Certain areas of the United States have little to no vegetation. A considerable portion of Alaska is covered in tundra, with low-growing vegetation, such as mosses and lichens. Similarly, other regions like Nevada have barren desert landscapes, where few plants grow, due to the hot, dry climate. The vast majority of these areas are located in the western portion of the country. Even Hawaii has a significant amount of barren land due to its volcanic mountains.

Urban Land

About 40% of New Jersey‘s land is considered to be urban. A high percentage of the state has either paved surfaces or buildings.
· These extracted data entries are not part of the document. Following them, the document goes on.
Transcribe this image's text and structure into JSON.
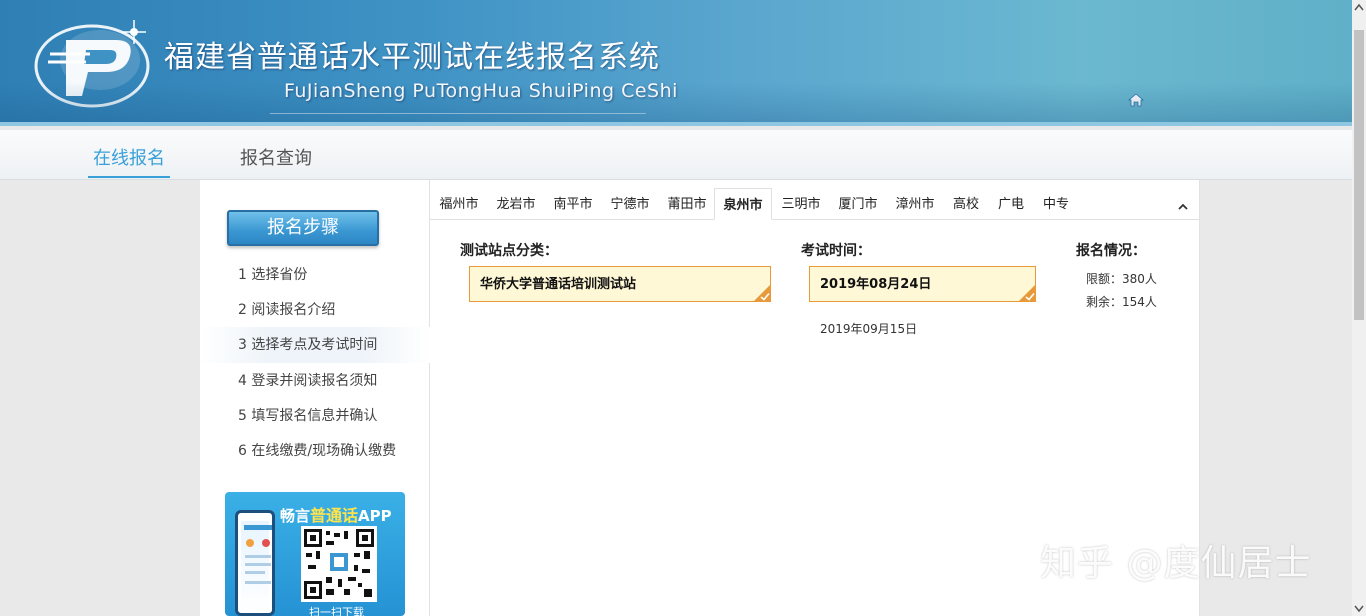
{
  "header": {
    "title_cn": "福建省普通话水平测试在线报名系统",
    "title_en": "FuJianSheng  PuTongHua ShuiPing CeShi",
    "home_icon": "home-icon"
  },
  "nav": {
    "tabs": [
      {
        "label": "在线报名",
        "active": true
      },
      {
        "label": "报名查询",
        "active": false
      }
    ]
  },
  "sidebar": {
    "steps_title": "报名步骤",
    "steps": [
      {
        "label": "1 选择省份"
      },
      {
        "label": "2 阅读报名介绍"
      },
      {
        "label": "3 选择考点及考试时间",
        "active": true
      },
      {
        "label": "4 登录并阅读报名须知"
      },
      {
        "label": "5 填写报名信息并确认"
      },
      {
        "label": "6 在线缴费/现场确认缴费"
      }
    ],
    "promo": {
      "title_prefix": "畅言",
      "title_highlight": "普通话",
      "title_suffix": "APP",
      "subtitle": "扫一扫下载"
    }
  },
  "main": {
    "cities": [
      {
        "label": "福州市"
      },
      {
        "label": "龙岩市"
      },
      {
        "label": "南平市"
      },
      {
        "label": "宁德市"
      },
      {
        "label": "莆田市"
      },
      {
        "label": "泉州市",
        "active": true
      },
      {
        "label": "三明市"
      },
      {
        "label": "厦门市"
      },
      {
        "label": "漳州市"
      },
      {
        "label": "高校"
      },
      {
        "label": "广电"
      },
      {
        "label": "中专"
      }
    ],
    "site_header": "测试站点分类：",
    "time_header": "考试时间：",
    "status_header": "报名情况：",
    "selected_site": "华侨大学普通话培训测试站",
    "selected_date": "2019年08月24日",
    "other_dates": [
      "2019年09月15日"
    ],
    "quota_label": "限额：380人",
    "remaining_label": "剩余：154人"
  },
  "watermark": "知乎 @度仙居士",
  "colors": {
    "accent": "#3aa0d8",
    "selection_bg": "#fff8d6",
    "selection_border": "#e89a3a"
  }
}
The state is located between two of the largest cities in the United States, Philadelphia and New York, contributing to its high population density. On the other end of the spectrum, Alaska, Wyoming, and Montana have extremely little urban land. They are among the most sparsely populated states in the country.

Calculation Method

States are compared by the percentage of land cover they have in common. For example, in Kentucky, forests cover 47% of the land area, while agricultural land covers 50% and urban areas cover 3%. Therefore, Kentucky gets 0.5 points for forests, 0.5 points for agricultural land, and 0 points for urban areas. In Iowa, forests cover only 8% of the land area, while agricultural land covers 90% and urban areas cover 2%. Therefore, Iowa gets 0.1 points for forests, 0.9 points for agricultural land, and 0 points for urban areas. When the land cover of Kentucky and Iowa is compared, they are credited for 0.5 points for agricultural land and 0.1 points for forested land, for a total of 0.6 out of 1 similarity points.